There are many kinds of mental health conditions you could have, and most of them range in severity between mild and disabling. Many conditions that affect mental health can also be hard to diagnose. It is not uncommon, for instance, for bipolar disorder to be initially mistaken for clinical depression or anxiety. Because of these uncertainties, insurance companies are generally less interested in the name of your condition than in their apparent severity and what steps, if any, you’re taking to manage them.
Instead of trying to diagnose everyone who applies for life insurance, companies generally look for signs of how your condition is affecting your quality of life. While there is a lot of room for interpretation of anybody’s medical history, insurers generally raise your perceived risk if you take multiple medications instead of one or if your medications are less commonly prescribed and more powerful than the usual treatments people get. Companies may also take into consideration the number of times, if any, that you have been hospitalized for a mental health crisis and how long ago the crisis was. There is a significant difference between, for example, a single suicide attempt 10 years ago and multiple recent attempts.
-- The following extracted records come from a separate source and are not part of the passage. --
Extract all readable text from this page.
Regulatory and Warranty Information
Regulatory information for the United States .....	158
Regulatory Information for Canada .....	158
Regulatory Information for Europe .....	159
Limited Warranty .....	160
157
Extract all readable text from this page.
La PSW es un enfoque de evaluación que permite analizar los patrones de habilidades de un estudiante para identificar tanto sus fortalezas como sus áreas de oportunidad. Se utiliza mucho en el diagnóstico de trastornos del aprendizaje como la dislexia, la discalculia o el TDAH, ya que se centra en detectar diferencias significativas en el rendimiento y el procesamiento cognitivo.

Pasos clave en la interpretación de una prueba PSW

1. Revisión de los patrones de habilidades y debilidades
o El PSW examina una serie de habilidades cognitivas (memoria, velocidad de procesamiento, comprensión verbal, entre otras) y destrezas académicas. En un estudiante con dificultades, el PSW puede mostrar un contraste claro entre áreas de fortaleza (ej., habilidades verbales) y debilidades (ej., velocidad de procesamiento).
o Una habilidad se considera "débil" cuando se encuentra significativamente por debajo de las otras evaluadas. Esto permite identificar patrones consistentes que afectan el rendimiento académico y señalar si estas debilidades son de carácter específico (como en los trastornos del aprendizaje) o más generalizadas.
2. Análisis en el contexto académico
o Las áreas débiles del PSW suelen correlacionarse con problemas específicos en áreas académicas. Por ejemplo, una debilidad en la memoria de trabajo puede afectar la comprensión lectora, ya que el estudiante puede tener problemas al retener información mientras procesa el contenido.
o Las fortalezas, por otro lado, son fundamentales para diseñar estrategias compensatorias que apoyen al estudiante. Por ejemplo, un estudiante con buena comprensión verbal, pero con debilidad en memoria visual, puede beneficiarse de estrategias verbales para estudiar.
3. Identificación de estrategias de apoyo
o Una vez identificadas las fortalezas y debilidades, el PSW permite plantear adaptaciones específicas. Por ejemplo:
Insurance companies may also look into your related or co-occurring health conditions, as these might be more risky in the presence of a mental illness. People who report drinking alcohol, for example, are not necessarily riskier to insure than people who don’t. If you have a diagnosis of depression, however, frequent alcohol consumption is likely to be seen as a risk factor affecting your eligibility for life insurance.
Does Seeing a Psychiatrist Affect Life Insurance Premiums?
Seeing a professional therapist, such as a psychiatrist or other mental health worker, may affect your eligibility and premium level in a positive way. While it may be surprising to see a reduction in your premium when you start seeing a psychiatrist, the fact that you’re getting treatment can make your mental health condition seem less risky to the insurer. While having a mental illness does increase your risk for certain kinds of harm, your life insurance provider is likely to be more interested in whether you are controlling the condition with professional help.